A standard slice of brown bread contains roughly 12 to 17 grams of total carbohydrates, depending on the type, thickness, and brand. A typical commercially sliced whole wheat bread comes in at about 17 grams of total carbs per slice, with around 2 grams of fiber, putting the net carbs at approximately 15 grams.
Why the Range Varies So Much
The term “brown bread” covers a lot of ground. It can mean 100% whole wheat sandwich bread, a multigrain loaf, pumpernickel, or a sourdough made with whole grain flour. Each has a different carb count, and even within a single category, slice size makes a big difference.
A standard commercial slice of whole wheat bread weighs about 32 grams and delivers around 17 grams of carbohydrates. Thin-sliced versions weigh closer to 22 to 25 grams per slice and drop the carbs to roughly 11 to 13 grams. Whole grain sourdough bread, often sliced thinner and denser, can come in as low as 9 grams of carbs per slice when the slices weigh around 25 grams. At the other end, thick-cut bakery slices or oversized “artisan” loaves can push past 20 grams per slice.
Fiber and Net Carbs
If you’re tracking net carbs (total carbs minus fiber), brown bread offers a small advantage over white. A slice of whole wheat bread has about 2 grams of dietary fiber, according to USDA data published by the Mayo Clinic. That brings the net carbs down to roughly 15 grams for a standard slice. Whole grain sourdough varieties tend to pack more fiber per slice relative to their weight, which lowers net carbs further.
White bread, by comparison, has about half the fiber of whole wheat, so its net carb count stays closer to its total carb count. For a two-slice sandwich, the difference adds up to a few grams of fiber, which matters more for digestion and fullness than it does for carb counting alone.
Not All “Brown” Bread Is Whole Grain
Color alone doesn’t tell you much about what’s in the bread. Some brown-looking loaves are mostly refined white flour with a bit of whole wheat mixed in or caramel coloring added. The Cleveland Clinic warns that bread labeled simply “wheat” or “multigrain” without specifying a percentage is likely made with partially or mostly refined flour. Plain “wheat flour” is 75% white flour and only 25% whole wheat.
Look for “100% whole wheat” or “100% whole grain” on the packaging, with whole wheat flour listed as the first ingredient. If the label says “enriched,” that typically means refined flour with synthetic vitamins added back in, not a genuinely whole grain product. The FDA recommends that products labeled “whole wheat” be made entirely from whole wheat flour, though enforcement varies.
Watch for Added Sugar
Most commercial brown breads contain some added sugar, and it contributes to the total carb count. A review by the Center for Science in the Public Interest found that nearly every widely available whole grain bread includes at least a small amount of added sugar. Healthier brands keep it to 1 to 3 grams per slice, which adds up to only 4% to 6% of a daily recommended sugar limit on a 2,000-calorie diet.

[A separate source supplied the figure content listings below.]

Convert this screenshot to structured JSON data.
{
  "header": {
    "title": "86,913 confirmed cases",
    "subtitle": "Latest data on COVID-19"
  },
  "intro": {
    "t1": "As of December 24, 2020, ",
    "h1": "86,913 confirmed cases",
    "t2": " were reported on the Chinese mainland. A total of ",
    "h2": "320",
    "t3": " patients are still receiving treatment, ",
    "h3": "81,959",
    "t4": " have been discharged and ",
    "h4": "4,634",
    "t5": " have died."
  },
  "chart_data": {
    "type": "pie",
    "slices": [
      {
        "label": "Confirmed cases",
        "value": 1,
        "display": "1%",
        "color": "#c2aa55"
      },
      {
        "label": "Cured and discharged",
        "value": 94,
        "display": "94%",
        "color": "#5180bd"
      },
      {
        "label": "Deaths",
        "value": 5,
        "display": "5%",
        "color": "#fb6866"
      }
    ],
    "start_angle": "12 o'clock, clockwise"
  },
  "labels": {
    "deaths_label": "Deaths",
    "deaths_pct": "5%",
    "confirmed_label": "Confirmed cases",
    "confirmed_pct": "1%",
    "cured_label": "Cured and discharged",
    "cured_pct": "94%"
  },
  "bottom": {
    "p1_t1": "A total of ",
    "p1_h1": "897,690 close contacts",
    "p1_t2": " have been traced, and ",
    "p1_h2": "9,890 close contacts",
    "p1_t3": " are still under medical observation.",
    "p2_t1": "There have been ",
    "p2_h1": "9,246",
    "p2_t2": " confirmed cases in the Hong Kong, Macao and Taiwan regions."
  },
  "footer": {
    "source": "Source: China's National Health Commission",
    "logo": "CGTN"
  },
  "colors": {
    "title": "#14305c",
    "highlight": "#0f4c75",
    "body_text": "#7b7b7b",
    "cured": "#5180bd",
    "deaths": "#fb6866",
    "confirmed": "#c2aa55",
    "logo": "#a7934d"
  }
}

Some larger slices go higher. A 1.6-ounce slice of a popular seeded whole wheat bread hits 5 grams of added sugar, meaning a two-slice sandwich accounts for 10 grams of sugar before you add anything to it. Checking the nutrition label for both total carbohydrates and added sugars gives you the clearest picture.

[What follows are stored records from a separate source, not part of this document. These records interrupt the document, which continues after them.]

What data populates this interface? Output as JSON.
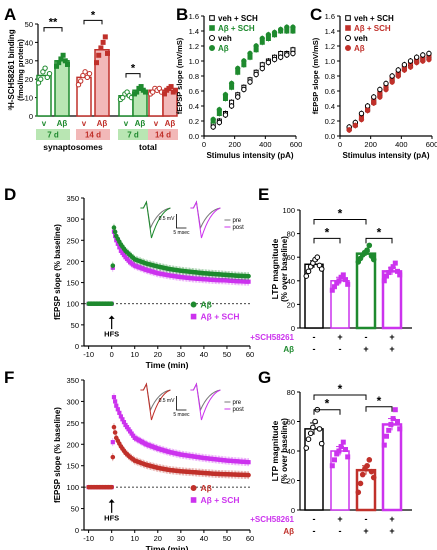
{
  "colors": {
    "green": "#1e8a2e",
    "green_light": "#b9e6b3",
    "red": "#c0302a",
    "red_light": "#f2b8b8",
    "magenta": "#cc33ee",
    "magenta_light": "#f0b8f8",
    "black": "#000000",
    "gray": "#777777"
  },
  "chart_data": [
    {
      "panel": "A",
      "type": "bar",
      "ylabel": "³H-SCH58261 binding",
      "ylabel2": "(fmol/mg protein)",
      "ylim": [
        0,
        50
      ],
      "yticks": [
        0,
        10,
        20,
        30,
        40,
        50
      ],
      "groups": [
        {
          "name": "synaptosomes",
          "bars": [
            {
              "label": "v",
              "sub": "7 d",
              "value": 22
            },
            {
              "label": "Aβ",
              "sub": "7 d",
              "value": 30
            },
            {
              "label": "v",
              "sub": "14 d",
              "value": 21
            },
            {
              "label": "Aβ",
              "sub": "14 d",
              "value": 36
            }
          ]
        },
        {
          "name": "total",
          "bars": [
            {
              "label": "v",
              "sub": "7 d",
              "value": 11
            },
            {
              "label": "Aβ",
              "sub": "7 d",
              "value": 14
            },
            {
              "label": "v",
              "sub": "14 d",
              "value": 14
            },
            {
              "label": "Aβ",
              "sub": "14 d",
              "value": 14
            }
          ]
        }
      ],
      "points": [
        [
          18,
          20,
          24,
          26,
          21,
          23
        ],
        [
          27,
          29,
          31,
          33,
          30,
          28
        ],
        [
          17,
          19,
          22,
          24,
          21,
          23
        ],
        [
          29,
          33,
          37,
          40,
          43,
          34
        ],
        [
          9,
          10,
          12,
          13,
          11,
          10
        ],
        [
          12,
          13,
          15,
          16,
          14,
          13
        ],
        [
          12,
          13,
          15,
          14,
          15,
          13
        ],
        [
          12,
          14,
          15,
          16,
          13,
          14
        ]
      ],
      "significance": [
        "**",
        "*",
        "*"
      ]
    },
    {
      "panel": "B",
      "type": "scatter",
      "xlabel": "Stimulus intensity (pA)",
      "ylabel": "fEPSP slope (mV/mS)",
      "xlim": [
        0,
        600
      ],
      "ylim": [
        0,
        1.6
      ],
      "xticks": [
        0,
        200,
        400,
        600
      ],
      "yticks": [
        0,
        0.2,
        0.4,
        0.6,
        0.8,
        1.0,
        1.2,
        1.4,
        1.6
      ],
      "series": [
        {
          "name": "veh + SCH",
          "x": [
            60,
            100,
            140,
            180,
            220,
            260,
            300,
            340,
            380,
            420,
            460,
            500,
            540,
            580
          ],
          "y": [
            0.15,
            0.2,
            0.3,
            0.45,
            0.55,
            0.65,
            0.75,
            0.85,
            0.95,
            1.0,
            1.05,
            1.1,
            1.1,
            1.15
          ]
        },
        {
          "name": "Aβ + SCH",
          "x": [
            60,
            100,
            140,
            180,
            220,
            260,
            300,
            340,
            380,
            420,
            460,
            500,
            540,
            580
          ],
          "y": [
            0.2,
            0.3,
            0.5,
            0.65,
            0.85,
            0.95,
            1.05,
            1.15,
            1.25,
            1.3,
            1.35,
            1.4,
            1.4,
            1.4
          ]
        },
        {
          "name": "veh",
          "x": [
            60,
            100,
            140,
            180,
            220,
            260,
            300,
            340,
            380,
            420,
            460,
            500,
            540,
            580
          ],
          "y": [
            0.12,
            0.18,
            0.28,
            0.4,
            0.52,
            0.62,
            0.72,
            0.82,
            0.9,
            0.98,
            1.02,
            1.05,
            1.08,
            1.1
          ]
        },
        {
          "name": "Aβ",
          "x": [
            60,
            100,
            140,
            180,
            220,
            260,
            300,
            340,
            380,
            420,
            460,
            500,
            540,
            580
          ],
          "y": [
            0.22,
            0.35,
            0.55,
            0.7,
            0.9,
            1.0,
            1.1,
            1.2,
            1.3,
            1.35,
            1.38,
            1.42,
            1.45,
            1.45
          ]
        }
      ]
    },
    {
      "panel": "C",
      "type": "scatter",
      "xlabel": "Stimulus intensity (pA)",
      "ylabel": "fEPSP slope (mV/mS)",
      "xlim": [
        0,
        600
      ],
      "ylim": [
        0,
        1.6
      ],
      "xticks": [
        0,
        200,
        400,
        600
      ],
      "yticks": [
        0,
        0.2,
        0.4,
        0.6,
        0.8,
        1.0,
        1.2,
        1.4,
        1.6
      ],
      "series": [
        {
          "name": "veh + SCH",
          "x": [
            60,
            100,
            140,
            180,
            220,
            260,
            300,
            340,
            380,
            420,
            460,
            500,
            540,
            580
          ],
          "y": [
            0.1,
            0.15,
            0.25,
            0.35,
            0.45,
            0.55,
            0.65,
            0.75,
            0.82,
            0.9,
            0.95,
            1.0,
            1.02,
            1.05
          ]
        },
        {
          "name": "Aβ + SCH",
          "x": [
            60,
            100,
            140,
            180,
            220,
            260,
            300,
            340,
            380,
            420,
            460,
            500,
            540,
            580
          ],
          "y": [
            0.1,
            0.16,
            0.26,
            0.38,
            0.48,
            0.58,
            0.68,
            0.78,
            0.85,
            0.92,
            0.98,
            1.02,
            1.05,
            1.08
          ]
        },
        {
          "name": "veh",
          "x": [
            60,
            100,
            140,
            180,
            220,
            260,
            300,
            340,
            380,
            420,
            460,
            500,
            540,
            580
          ],
          "y": [
            0.12,
            0.18,
            0.3,
            0.4,
            0.52,
            0.62,
            0.7,
            0.8,
            0.88,
            0.95,
            1.0,
            1.05,
            1.08,
            1.1
          ]
        },
        {
          "name": "Aβ",
          "x": [
            60,
            100,
            140,
            180,
            220,
            260,
            300,
            340,
            380,
            420,
            460,
            500,
            540,
            580
          ],
          "y": [
            0.08,
            0.14,
            0.22,
            0.34,
            0.44,
            0.52,
            0.62,
            0.72,
            0.8,
            0.88,
            0.92,
            0.98,
            1.0,
            1.02
          ]
        }
      ]
    },
    {
      "panel": "D",
      "type": "line",
      "xlabel": "Time (min)",
      "ylabel": "fEPSP slope (% baseline)",
      "xlim": [
        -12,
        60
      ],
      "ylim": [
        0,
        350
      ],
      "xticks": [
        -10,
        0,
        10,
        20,
        30,
        40,
        50,
        60
      ],
      "yticks": [
        0,
        50,
        100,
        150,
        200,
        250,
        300,
        350
      ],
      "annotation": "HFS",
      "series": [
        {
          "name": "Aβ",
          "x": [
            -10,
            -8,
            -6,
            -4,
            -2,
            0,
            1,
            2,
            4,
            6,
            8,
            10,
            15,
            20,
            25,
            30,
            35,
            40,
            45,
            50,
            55,
            60
          ],
          "y": [
            100,
            100,
            100,
            100,
            100,
            100,
            280,
            260,
            240,
            225,
            215,
            205,
            195,
            188,
            182,
            178,
            175,
            172,
            170,
            168,
            166,
            165
          ]
        },
        {
          "name": "Aβ + SCH",
          "x": [
            -10,
            -8,
            -6,
            -4,
            -2,
            0,
            1,
            2,
            4,
            6,
            8,
            10,
            15,
            20,
            25,
            30,
            35,
            40,
            45,
            50,
            55,
            60
          ],
          "y": [
            100,
            100,
            100,
            100,
            100,
            100,
            270,
            250,
            225,
            210,
            198,
            190,
            180,
            172,
            167,
            163,
            160,
            158,
            156,
            155,
            153,
            152
          ]
        }
      ],
      "inset": {
        "labels": [
          "pre",
          "post"
        ],
        "scalebar": [
          "0.5 mV",
          "5 msec"
        ]
      }
    },
    {
      "panel": "E",
      "type": "bar",
      "ylabel": "LTP magnitude",
      "ylabel2": "(% over baseline)",
      "ylim": [
        0,
        100
      ],
      "yticks": [
        0,
        20,
        40,
        60,
        80,
        100
      ],
      "row_labels": [
        "+SCH58261",
        "Aβ"
      ],
      "categories": [
        {
          "sch": "-",
          "ab": "-",
          "value": 54,
          "err": 3
        },
        {
          "sch": "+",
          "ab": "-",
          "value": 40,
          "err": 3
        },
        {
          "sch": "-",
          "ab": "+",
          "value": 63,
          "err": 2
        },
        {
          "sch": "+",
          "ab": "+",
          "value": 48,
          "err": 3
        }
      ],
      "points": [
        [
          44,
          48,
          52,
          55,
          58,
          60,
          53,
          50
        ],
        [
          32,
          35,
          38,
          40,
          43,
          45,
          41,
          37
        ],
        [
          56,
          59,
          62,
          64,
          66,
          70,
          61,
          58
        ],
        [
          40,
          44,
          47,
          50,
          52,
          55,
          48,
          45
        ]
      ],
      "significance": [
        "*",
        "*",
        "*"
      ]
    },
    {
      "panel": "F",
      "type": "line",
      "xlabel": "Time (min)",
      "ylabel": "fEPSP slope (% baseline)",
      "xlim": [
        -12,
        60
      ],
      "ylim": [
        0,
        350
      ],
      "xticks": [
        -10,
        0,
        10,
        20,
        30,
        40,
        50,
        60
      ],
      "yticks": [
        0,
        50,
        100,
        150,
        200,
        250,
        300,
        350
      ],
      "annotation": "HFS",
      "series": [
        {
          "name": "Aβ",
          "x": [
            -10,
            -8,
            -6,
            -4,
            -2,
            0,
            1,
            2,
            4,
            6,
            8,
            10,
            15,
            20,
            25,
            30,
            35,
            40,
            45,
            50,
            55,
            60
          ],
          "y": [
            100,
            100,
            100,
            100,
            100,
            100,
            240,
            215,
            195,
            180,
            170,
            162,
            152,
            145,
            140,
            137,
            135,
            133,
            131,
            130,
            129,
            128
          ]
        },
        {
          "name": "Aβ + SCH",
          "x": [
            -10,
            -8,
            -6,
            -4,
            -2,
            0,
            1,
            2,
            4,
            6,
            8,
            10,
            15,
            20,
            25,
            30,
            35,
            40,
            45,
            50,
            55,
            60
          ],
          "y": [
            100,
            100,
            100,
            100,
            100,
            100,
            310,
            290,
            265,
            245,
            230,
            215,
            200,
            190,
            182,
            176,
            172,
            168,
            165,
            162,
            160,
            158
          ]
        }
      ],
      "inset": {
        "labels": [
          "pre",
          "post"
        ],
        "scalebar": [
          "0.5 mV",
          "5 msec"
        ]
      }
    },
    {
      "panel": "G",
      "type": "bar",
      "ylabel": "LTP magnitude",
      "ylabel2": "(% over baseline)",
      "ylim": [
        0,
        80
      ],
      "yticks": [
        0,
        20,
        40,
        60,
        80
      ],
      "row_labels": [
        "+SCH58261",
        "Aβ"
      ],
      "categories": [
        {
          "sch": "-",
          "ab": "-",
          "value": 55,
          "err": 4
        },
        {
          "sch": "+",
          "ab": "-",
          "value": 40,
          "err": 3
        },
        {
          "sch": "-",
          "ab": "+",
          "value": 27,
          "err": 3
        },
        {
          "sch": "+",
          "ab": "+",
          "value": 58,
          "err": 4
        }
      ],
      "points": [
        [
          42,
          48,
          52,
          56,
          60,
          68,
          55,
          45
        ],
        [
          30,
          34,
          38,
          40,
          43,
          46,
          41,
          36
        ],
        [
          12,
          18,
          24,
          28,
          30,
          34,
          26,
          22
        ],
        [
          44,
          50,
          54,
          58,
          62,
          68,
          60,
          55
        ]
      ],
      "significance": [
        "*",
        "*",
        "*"
      ]
    }
  ]
}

Brown Bread and Blood Sugar
One common assumption is that brown bread raises blood sugar more slowly than white bread. The reality is more complicated. A review of 13 studies found that the average glycemic index of bread made from whole wheat flour and bread made from white flour was essentially the same, both landing around 71, which is considered high. The starch in whole wheat flour breaks down quickly during digestion despite the presence of extra fiber.
If blood sugar management is a priority for you, the type of bread matters less than what you eat it with. Pairing bread with protein, fat, or additional fiber (think avocado, eggs, or nut butter) slows the overall glucose response more effectively than switching from white to brown bread alone. Whole grain sourdough may offer a slight edge because the fermentation process changes how the starches are structured, but the effect varies from person to person.
Quick Carb Comparison by Bread Type
- Standard whole wheat (1 slice, ~32 g): 17 g total carbs, 2 g fiber, 15 g net carbs
- Thin-sliced whole wheat (1 slice, ~22–25 g): 11–13 g total carbs, 1.5 g fiber, 10–12 g net carbs
- Whole grain sourdough (1 slice, ~25 g): 9–10 g total carbs, 2 g fiber, 7–8 g net carbs
- White bread (1 slice, ~37 g): 17 g total carbs, 1 g fiber, 16 g net carbs
These numbers are averages. Your specific brand may differ by a few grams in either direction, so the nutrition label on your loaf is always the most reliable source.